(Londres) Le géant des hydrocarbures Royal Dutch Shell a annoncé jeudi une perte nette abyssale de 18,1 milliards de dollars US au deuxième trimestre, du fait d’énormes dépréciations d’actifs reflétant un marché pétrolier déprimé par la pandémie.

Le groupe anglo-néerlandais, qui avait dégagé un bénéfice net de 3 milliards de dollars un an plus tôt, explique dans un communiqué avoir passé dans ses comptes trimestriels une charge de 16,8 milliards de dollars, dont il avait déjà dévoilé l’ampleur fin juin.

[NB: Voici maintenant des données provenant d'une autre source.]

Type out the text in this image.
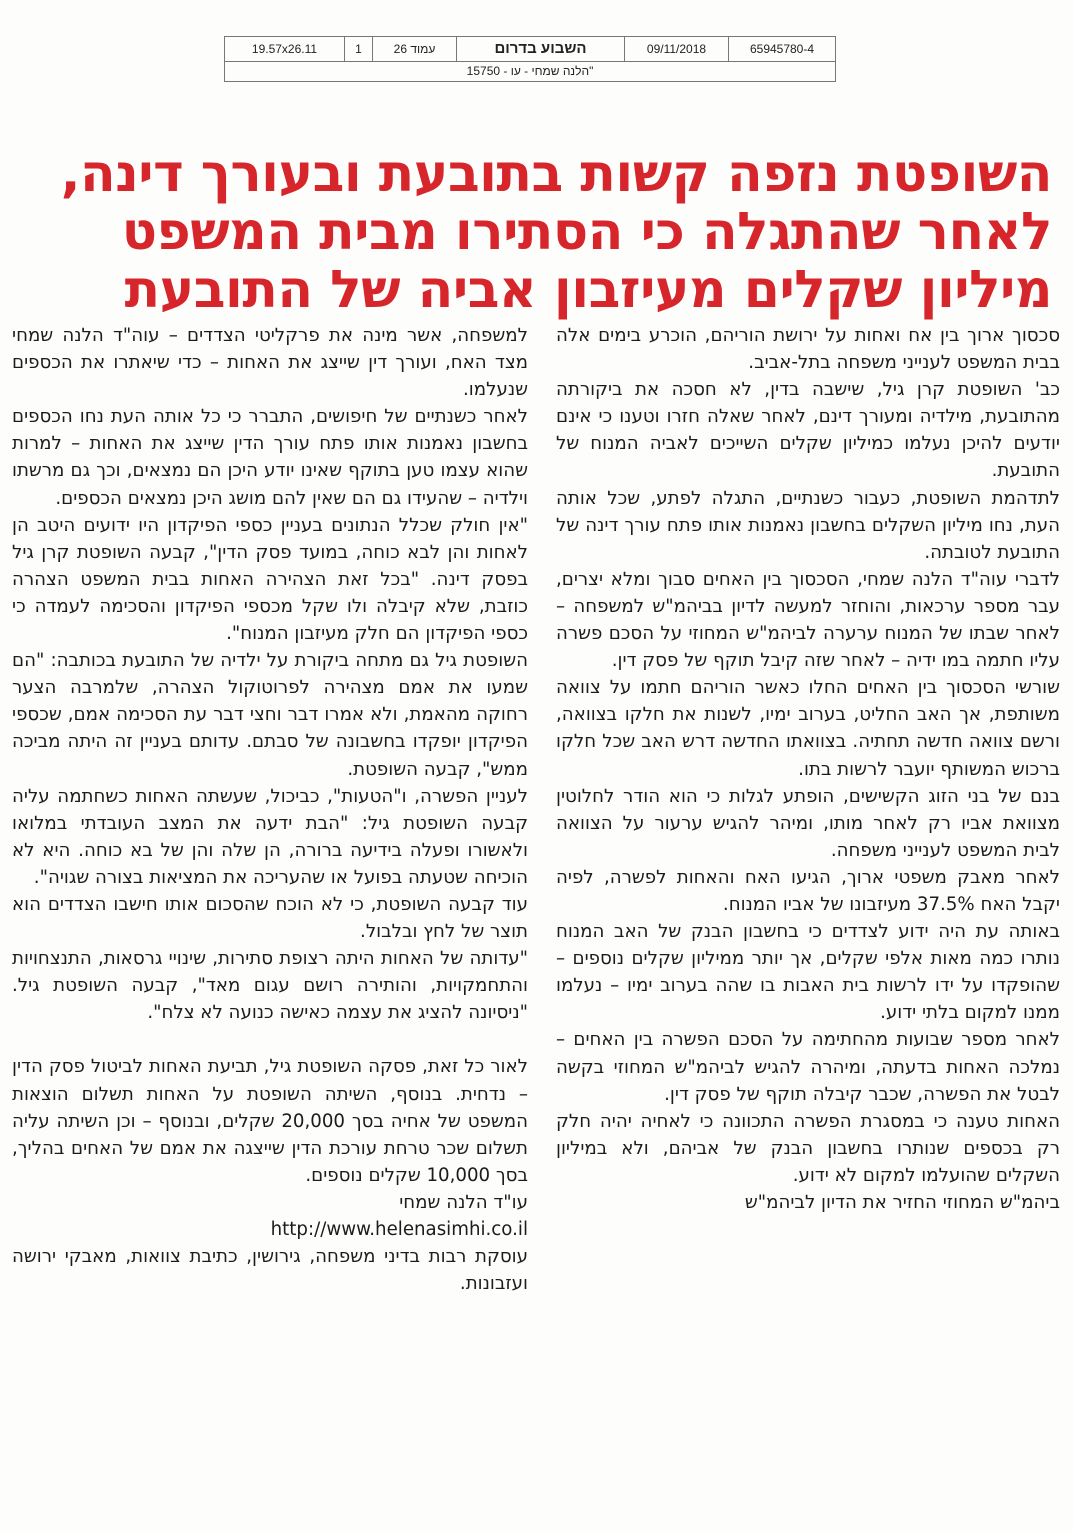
19.57x26.11	1	עמוד 26	השבוע בדרום	09/11/2018	65945780-4
"הלנה שמחי - עו - 15750
השופטת נזפה קשות בתובעת ובעורך דינה,
לאחר שהתגלה כי הסתירו מבית המשפט
מיליון שקלים מעיזבון אביה של התובעת

סכסוך ארוך בין אח ואחות על ירושת הוריהם, הוכרע בימים אלה בבית המשפט לענייני משפחה בתל-אביב.

כב' השופטת קרן גיל, שישבה בדין, לא חסכה את ביקורתה מהתובעת, מילדיה ומעורך דינם, לאחר שאלה חזרו וטענו כי אינם יודעים להיכן נעלמו כמיליון שקלים השייכים לאביה המנוח של התובעת.

לתדהמת השופטת, כעבור כשנתיים, התגלה לפתע, שכל אותה העת, נחו מיליון השקלים בחשבון נאמנות אותו פתח עורך דינה של התובעת לטובתה.

לדברי עוה"ד הלנה שמחי, הסכסוך בין האחים סבוך ומלא יצרים, עבר מספר ערכאות, והוחזר למעשה לדיון בביהמ"ש למשפחה – לאחר שבתו של המנוח ערערה לביהמ"ש המחוזי על הסכם פשרה עליו חתמה במו ידיה – לאחר שזה קיבל תוקף של פסק דין.

שורשי הסכסוך בין האחים החלו כאשר הוריהם חתמו על צוואה משותפת, אך האב החליט, בערוב ימיו, לשנות את חלקו בצוואה, ורשם צוואה חדשה תחתיה. בצוואתו החדשה דרש האב שכל חלקו ברכוש המשותף יועבר לרשות בתו.

בנם של בני הזוג הקשישים, הופתע לגלות כי הוא הודר לחלוטין מצוואת אביו רק לאחר מותו, ומיהר להגיש ערעור על הצוואה לבית המשפט לענייני משפחה.

לאחר מאבק משפטי ארוך, הגיעו האח והאחות לפשרה, לפיה יקבל האח 37.5% מעיזבונו של אביו המנוח.

באותה עת היה ידוע לצדדים כי בחשבון הבנק של האב המנוח נותרו כמה מאות אלפי שקלים, אך יותר ממיליון שקלים נוספים – שהופקדו על ידו לרשות בית האבות בו שהה בערוב ימיו – נעלמו ממנו למקום בלתי ידוע.

לאחר מספר שבועות מהחתימה על הסכם הפשרה בין האחים – נמלכה האחות בדעתה, ומיהרה להגיש לביהמ"ש המחוזי בקשה לבטל את הפשרה, שכבר קיבלה תוקף של פסק דין.

האחות טענה כי במסגרת הפשרה התכוונה כי לאחיה יהיה חלק רק בכספים שנותרו בחשבון הבנק של אביהם, ולא במיליון השקלים שהועלמו למקום לא ידוע.

ביהמ"ש המחוזי החזיר את הדיון לביהמ"ש

למשפחה, אשר מינה את פרקליטי הצדדים – עוה"ד הלנה שמחי מצד האח, ועורך דין שייצג את האחות – כדי שיאתרו את הכספים שנעלמו.

לאחר כשנתיים של חיפושים, התברר כי כל אותה העת נחו הכספים בחשבון נאמנות אותו פתח עורך הדין שייצג את האחות – למרות שהוא עצמו טען בתוקף שאינו יודע היכן הם נמצאים, וכך גם מרשתו וילדיה – שהעידו גם הם שאין להם מושג היכן נמצאים הכספים.

"אין חולק שכלל הנתונים בעניין כספי הפיקדון היו ידועים היטב הן לאחות והן לבא כוחה, במועד פסק הדין", קבעה השופטת קרן גיל בפסק דינה. "בכל זאת הצהירה האחות בבית המשפט הצהרה כוזבת, שלא קיבלה ולו שקל מכספי הפיקדון והסכימה לעמדה כי כספי הפיקדון הם חלק מעיזבון המנוח".

השופטת גיל גם מתחה ביקורת על ילדיה של התובעת בכותבה: "הם שמעו את אמם מצהירה לפרוטוקול הצהרה, שלמרבה הצער רחוקה מהאמת, ולא אמרו דבר וחצי דבר עת הסכימה אמם, שכספי הפיקדון יופקדו בחשבונה של סבתם. עדותם בעניין זה היתה מביכה ממש", קבעה השופטת.

לעניין הפשרה, ו"הטעות", כביכול, שעשתה האחות כשחתמה עליה קבעה השופטת גיל: "הבת ידעה את המצב העובדתי במלואו ולאשורו ופעלה בידיעה ברורה, הן שלה והן של בא כוחה. היא לא הוכיחה שטעתה בפועל או שהעריכה את המציאות בצורה שגויה".

עוד קבעה השופטת, כי לא הוכח שהסכום אותו חישבו הצדדים הוא תוצר של לחץ ובלבול.

"עדותה של האחות היתה רצופת סתירות, שינויי גרסאות, התנצחויות והתחמקויות, והותירה רושם עגום מאד", קבעה השופטת גיל. "ניסיונה להציג את עצמה כאישה כנועה לא צלח".

לאור כל זאת, פסקה השופטת גיל, תביעת האחות לביטול פסק הדין – נדחית. בנוסף, השיתה השופטת על האחות תשלום הוצאות המשפט של אחיה בסך 20,000 שקלים, ובנוסף – וכן השיתה עליה תשלום שכר טרחת עורכת הדין שייצגה את אמם של האחים בהליך, בסך 10,000 שקלים נוספים.

עו"ד הלנה שמחי

http://www.helenasimhi.co.il

עוסקת רבות בדיני משפחה, גירושין, כתיבת צוואות, מאבקי ירושה ועזבונות.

Shell, comme son concurrent BP, a choisi de passer cette énorme dépréciation sur un seul trimestre pour l’heure, quitte à publier une perte monstre.

Le groupe a été contraint de réviser à la baisse la valeur de ses actifs compte tenu de la faiblesse durable des prix du pétrole en raison d’une demande laminée par la crise sanitaire.

Les cours du pétrole se sont effondrés à partir de mars, passant même brièvement en négatif en avril avant de se reprendre pour le reste du deuxième trimestre, pour tourner désormais autour de 40 dollars, un niveau bien inférieur à celui observé l’an passé.

Non seulement la demande est plombée par la crise économique liée à la pandémie, mais l’offre reste abondante malgré les efforts des pays de l’OPEP et de ses alliés comme la Russie de réduire leur production pour soutenir les prix.

Au premier trimestre, Royal Dutch Shell était déjà tombé dans le rouge à cause du plongeon des cours du brut, ce qui l’avait conduit à réduire son dividende pour la première fois depuis les années 1940.  

Au deuxième trimestre, sa production a reculé de 6 % à 3,4 millions de barils de pétrole par jour.

En revanche, ses performances financières sont moins catastrophiques hors éléments exceptionnels avec un bénéfice net en chute de 82 % à 638 millions de dollars certes, mais plus élevé que prévu.

Le titre réagissait peu en Bourse. Il était en baisse de 1,88 % vers 5 h 20 à Londres, à l’image du marché dans son ensemble.

« Shell a pris des décisions rapides. Les cessions d’actifs déjà annoncées, la baisse des dépenses opérationnelles et des investissements, ainsi que du dividende, ont permis de dégager 30 milliards de dollars », estime Richard Hunter, analyste chez Interactive Investor.

Des suppressions d’emplois ?

Pour le troisième trimestre, le groupe s’attend à une baisse de sa production, notamment en raison des mesures prises par l’OPEP et il prévoit encore un impact négatif de la faible demande pour le pétrole et le gaz.

Shell, qui a mis à l’arrêt son énorme programme de rachats d’actions, avait déjà dit fin mars qu’il comptait réduire de 5 milliards de dollars ses dépenses d’investissements, à 20 milliards.

Le groupe avait par ailleurs indiqué que ses coûts seraient réduits de 3-4 milliards de dollars au cours des 12 prochains mois.

Son concurrent BP a également annoncé un plan d’économies qui passera par la suppression de 10 000 emplois.

Le directeur général de Shell Ben van Beurden a laissé entendre jeudi lors d’une conférence téléphonique qu’il y aurait des suppressions de postes au sein du groupe qui compte 83 000 salariés.

« Nous allons probablement revoir notre taille et nous aurons moins de collaborateurs […] Nous verrons après l’été quel est l’impact sur nos effectifs », a-t-il dit.

Il a précisé avoir déjà mis en place des départs volontaires et réduit le nombre de postes d’expatriation.